Spring Flowers 2

Years ago we transplanted a Cherokee rose bush but over the years it grew too big for the front yard and when Otto tried to trim it back and get it under control, it went into shock and died that winter.  I enjoyed the white blossoms because they are perfect in size and shape on the vine however, they were too fragile to cut and use in arrangements. 

After losing that shrub we replaced it with several knock-out roses but they do not bloom like the Cherokee rose did even though I continue to use specific fertilizer and trim away the spent blooms. 

Roses are by far the favorite flower among consumers, but here are some interesting facts that you might not know about roses.  Georgia, Iowa, North Dakota and New York all claim the rose as their state flower and since 1986 it has been the national flower of the United States.  There is one specimen in Germany, growing on the wall of a cathedral that is rumored to be over a thousand years old; there is a rose bush in New Jersey that is over eighteen feet tall.  There are only three flowers mentioned specifically in the Bible, and the rose is one; also mentioned are henna and lilies. 

Rose petals and rose hips, the fruit of the rose, can be transformed into jelly and jam, or into tea for drinking and the flower pedals are edible.  The pedals are used to flavor waters and in the perfume industry.  The buds of the tiniest rose in existence are the size of a grain of rice. 

There are over one hundred and fifty kinds of lantana; these plants thrive in my yard, perhaps because they get plenty of sun and enjoy hot weather. The varied colors are bright and a great attraction for butterflies and occasionally hummingbirds.  Lantana and verbena are cousins in the floral world and produce black pods at the end of the season that are poison to humans but are candy to birds. 

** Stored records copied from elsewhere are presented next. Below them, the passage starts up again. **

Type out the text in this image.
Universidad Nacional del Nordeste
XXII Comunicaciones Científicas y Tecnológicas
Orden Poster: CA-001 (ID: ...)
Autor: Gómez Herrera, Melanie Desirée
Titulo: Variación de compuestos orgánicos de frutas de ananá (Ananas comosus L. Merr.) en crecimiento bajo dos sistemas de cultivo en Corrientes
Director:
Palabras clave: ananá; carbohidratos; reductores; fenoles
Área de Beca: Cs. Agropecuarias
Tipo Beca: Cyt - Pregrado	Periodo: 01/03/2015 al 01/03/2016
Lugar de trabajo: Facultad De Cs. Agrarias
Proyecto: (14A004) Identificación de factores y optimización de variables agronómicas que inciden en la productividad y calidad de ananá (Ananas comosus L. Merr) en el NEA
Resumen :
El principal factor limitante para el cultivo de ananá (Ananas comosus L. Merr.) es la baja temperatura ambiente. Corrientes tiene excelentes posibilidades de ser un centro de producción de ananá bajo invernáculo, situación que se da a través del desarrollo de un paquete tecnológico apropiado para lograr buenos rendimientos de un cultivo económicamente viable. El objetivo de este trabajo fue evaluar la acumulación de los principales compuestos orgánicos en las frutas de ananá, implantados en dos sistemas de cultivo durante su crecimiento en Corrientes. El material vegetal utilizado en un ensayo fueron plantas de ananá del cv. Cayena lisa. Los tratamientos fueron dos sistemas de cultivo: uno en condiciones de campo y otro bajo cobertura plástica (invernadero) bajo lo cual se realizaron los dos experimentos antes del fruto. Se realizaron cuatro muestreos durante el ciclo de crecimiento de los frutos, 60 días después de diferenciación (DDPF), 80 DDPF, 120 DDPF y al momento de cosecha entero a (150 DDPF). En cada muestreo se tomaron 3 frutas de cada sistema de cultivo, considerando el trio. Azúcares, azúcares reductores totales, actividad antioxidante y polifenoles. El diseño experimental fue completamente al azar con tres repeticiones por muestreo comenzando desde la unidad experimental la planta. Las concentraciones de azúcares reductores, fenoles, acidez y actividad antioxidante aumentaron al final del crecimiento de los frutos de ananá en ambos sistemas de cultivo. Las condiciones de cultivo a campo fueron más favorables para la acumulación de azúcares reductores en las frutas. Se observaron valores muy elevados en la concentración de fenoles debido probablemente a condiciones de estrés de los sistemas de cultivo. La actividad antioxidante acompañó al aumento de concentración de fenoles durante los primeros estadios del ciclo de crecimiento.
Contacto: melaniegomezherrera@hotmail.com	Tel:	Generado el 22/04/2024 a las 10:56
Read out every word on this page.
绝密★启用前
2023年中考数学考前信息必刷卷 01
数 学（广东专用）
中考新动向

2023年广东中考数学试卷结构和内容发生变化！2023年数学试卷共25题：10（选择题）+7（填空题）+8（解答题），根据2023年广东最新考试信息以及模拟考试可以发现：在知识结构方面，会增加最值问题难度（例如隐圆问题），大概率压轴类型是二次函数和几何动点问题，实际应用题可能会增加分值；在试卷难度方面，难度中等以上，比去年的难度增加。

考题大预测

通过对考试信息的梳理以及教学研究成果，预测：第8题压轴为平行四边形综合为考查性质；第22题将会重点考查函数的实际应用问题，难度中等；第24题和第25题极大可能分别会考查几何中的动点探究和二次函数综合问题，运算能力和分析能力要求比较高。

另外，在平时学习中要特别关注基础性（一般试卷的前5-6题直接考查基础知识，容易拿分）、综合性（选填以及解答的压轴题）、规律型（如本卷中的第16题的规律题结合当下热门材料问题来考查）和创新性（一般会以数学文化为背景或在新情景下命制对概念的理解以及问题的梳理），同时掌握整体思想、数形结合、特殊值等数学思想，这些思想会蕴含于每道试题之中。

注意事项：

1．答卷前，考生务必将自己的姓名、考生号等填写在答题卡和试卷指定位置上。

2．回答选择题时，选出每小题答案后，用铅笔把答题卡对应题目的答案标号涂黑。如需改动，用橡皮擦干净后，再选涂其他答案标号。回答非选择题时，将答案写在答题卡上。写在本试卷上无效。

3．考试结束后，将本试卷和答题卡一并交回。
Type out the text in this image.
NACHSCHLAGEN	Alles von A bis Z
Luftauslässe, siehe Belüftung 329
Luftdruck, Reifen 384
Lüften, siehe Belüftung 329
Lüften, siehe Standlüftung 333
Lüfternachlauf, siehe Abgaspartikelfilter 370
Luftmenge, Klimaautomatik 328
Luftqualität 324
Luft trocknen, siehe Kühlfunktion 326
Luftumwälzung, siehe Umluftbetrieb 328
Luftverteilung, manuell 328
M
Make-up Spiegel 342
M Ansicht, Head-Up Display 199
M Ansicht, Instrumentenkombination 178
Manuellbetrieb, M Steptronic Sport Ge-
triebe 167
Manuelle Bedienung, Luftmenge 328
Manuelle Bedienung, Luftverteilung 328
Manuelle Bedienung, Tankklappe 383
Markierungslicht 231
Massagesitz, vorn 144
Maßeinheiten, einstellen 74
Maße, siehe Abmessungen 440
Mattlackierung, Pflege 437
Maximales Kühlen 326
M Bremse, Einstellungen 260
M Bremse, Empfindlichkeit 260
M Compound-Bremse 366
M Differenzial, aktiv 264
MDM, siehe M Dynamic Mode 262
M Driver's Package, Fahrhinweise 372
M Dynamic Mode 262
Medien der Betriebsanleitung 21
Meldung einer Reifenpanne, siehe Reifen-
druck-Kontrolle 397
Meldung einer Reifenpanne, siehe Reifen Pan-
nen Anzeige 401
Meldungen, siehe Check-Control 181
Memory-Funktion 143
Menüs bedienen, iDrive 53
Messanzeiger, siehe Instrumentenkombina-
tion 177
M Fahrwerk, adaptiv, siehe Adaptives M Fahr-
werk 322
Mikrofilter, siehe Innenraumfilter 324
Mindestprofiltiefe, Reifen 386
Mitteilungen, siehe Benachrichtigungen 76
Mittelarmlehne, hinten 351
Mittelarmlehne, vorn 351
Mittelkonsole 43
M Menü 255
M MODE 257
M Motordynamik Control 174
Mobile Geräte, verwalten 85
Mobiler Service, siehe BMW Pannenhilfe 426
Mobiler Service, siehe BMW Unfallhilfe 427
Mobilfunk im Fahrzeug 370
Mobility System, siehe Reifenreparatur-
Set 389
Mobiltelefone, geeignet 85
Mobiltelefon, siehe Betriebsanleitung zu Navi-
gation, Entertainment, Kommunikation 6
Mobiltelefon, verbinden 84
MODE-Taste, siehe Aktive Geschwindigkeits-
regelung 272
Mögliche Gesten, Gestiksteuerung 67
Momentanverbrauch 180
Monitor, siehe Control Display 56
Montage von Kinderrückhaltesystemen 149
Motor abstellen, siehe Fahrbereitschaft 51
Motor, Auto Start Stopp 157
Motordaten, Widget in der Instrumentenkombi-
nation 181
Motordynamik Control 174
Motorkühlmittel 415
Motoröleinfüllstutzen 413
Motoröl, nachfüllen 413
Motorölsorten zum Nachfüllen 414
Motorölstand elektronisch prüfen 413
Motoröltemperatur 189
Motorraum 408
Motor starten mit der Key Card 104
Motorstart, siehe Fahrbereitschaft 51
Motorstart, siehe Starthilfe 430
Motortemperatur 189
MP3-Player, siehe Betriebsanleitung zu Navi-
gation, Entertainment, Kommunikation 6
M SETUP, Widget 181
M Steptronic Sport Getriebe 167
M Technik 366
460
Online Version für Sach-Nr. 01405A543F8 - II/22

Deer do not like the taste of lantana therefore I plant it around my property.  The deer that live on my country acres have killed numerous tender plants so I intentionally plant vegetation that the cousins of Bambi do not crave.  I have bright golden colored plants scattered over the acres and one that is variegated that is preferred by the hummingbirds. 

Deer also do not like rosemary so I have several styles; rosemary is a form of mint and smells like pine bark.  We have the rosemary that grows long stalks and the bushing kind and each kind has tiny blooms in the spring.  Romans, Greek and Egyptians used it to fashion headdresses for brides because it was thought to be a love charm and according to research, the plant is associated with remembrance. 

Rosemary is used in various forms of cooking, springs are great when used to stuff the inside of a turkey or hen before roasting, or added as garnish.